Goto is like termites in a rotting house
Once the first one gets in, he’s going to call all his friends and before you know it, there’s gotos everywhere and your house has collapsed. This is the slippery slope argument and relies on the developer knowing what they are doing (easier said than done).



And the arguments for the other side (supporting the use of goto statements where appropriate):

Goto can make up for a gap in a structured language’s capabilities
I’ve already been through some of the gaps in question. Being unable to cleanly leave multiple nestings is the big one, followed by recursion optimisation and the n+1/2 problem.

Gotos can eliminate duplicate code
Again, the n+1/2 problem is the classic example of this. Also, a single goto can remove the need for many tests of a flag as demonstrated here.

Gotos are useful for cleaning up in one section of the code
This ties in with the previous point and the demonstration of it is here and a more specific example here.

Goto can make code faster and/or more efficient
This is clearly the reason for the very strange argument against gotos. It’s true. Goto can make code faster and/or more efficient. Note the words can make. That doesn’t mean always makes. The point of this argument is more that goto should not be banned completely, as opposed to arguing that gotos should take the place of if, while, for, Aunt Betty and Eddie McGuire.

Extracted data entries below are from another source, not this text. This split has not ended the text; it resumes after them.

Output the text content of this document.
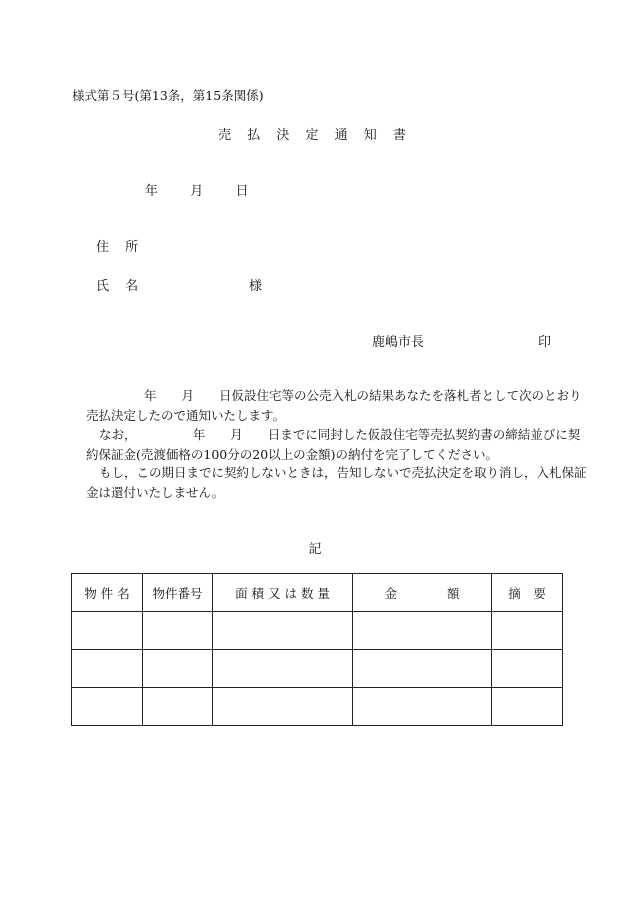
様式第５号(第13条，第15条関係)
売 払 決 定 通 知 書
年 月 日
住 所
氏 名	様
鹿嶋市長	印
年　　月　　日仮設住宅等の公売入札の結果あなたを落札者として次のとおり
売払決定したので通知いたします。
なお，　　　　　年　　月　　日までに同封した仮設住宅等売払契約書の締結並びに契
約保証金(売渡価格の100分の20以上の金額)の納付を完了してください。
もし，この期日までに契約しないときは，告知しないで売払決定を取り消し，入札保証
金は還付いたしません。
記
物 件 名	物件番号	面 積 又 は 数 量	金　　　　額	摘　要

Research has been inconclusive in demonstrating goto’s badness
Another reason not to outright ban them. Gotos have their place and always will until someone comes up with another instruction that performs exactly the same thing.

Goto was included as part of Ada
This is actually quite a legitimate point. Ada is “the most carefully engineered programming language in history” and it includes goto statements. C# is going through a similarly brutal process and so far it also includes goto (with some interesting new uses for it). If these experts are out designing languages that include goto, it can’t be all that bad, can it?


It’s been 39 years since Dijkstra wrote his article “A Case against the GO TO Statement” (renamed by Niklaus Wirth to “Go To Statement Considered Harmful”) and the debate has not been fully resolved. The apparent consensus is that goto is unnecessary, and yet it has never been deprecated or removed from a major language. This can only be interpreted as an indication that, despite all the talk, goto is useful and will remain an essential part of programming languages for many years.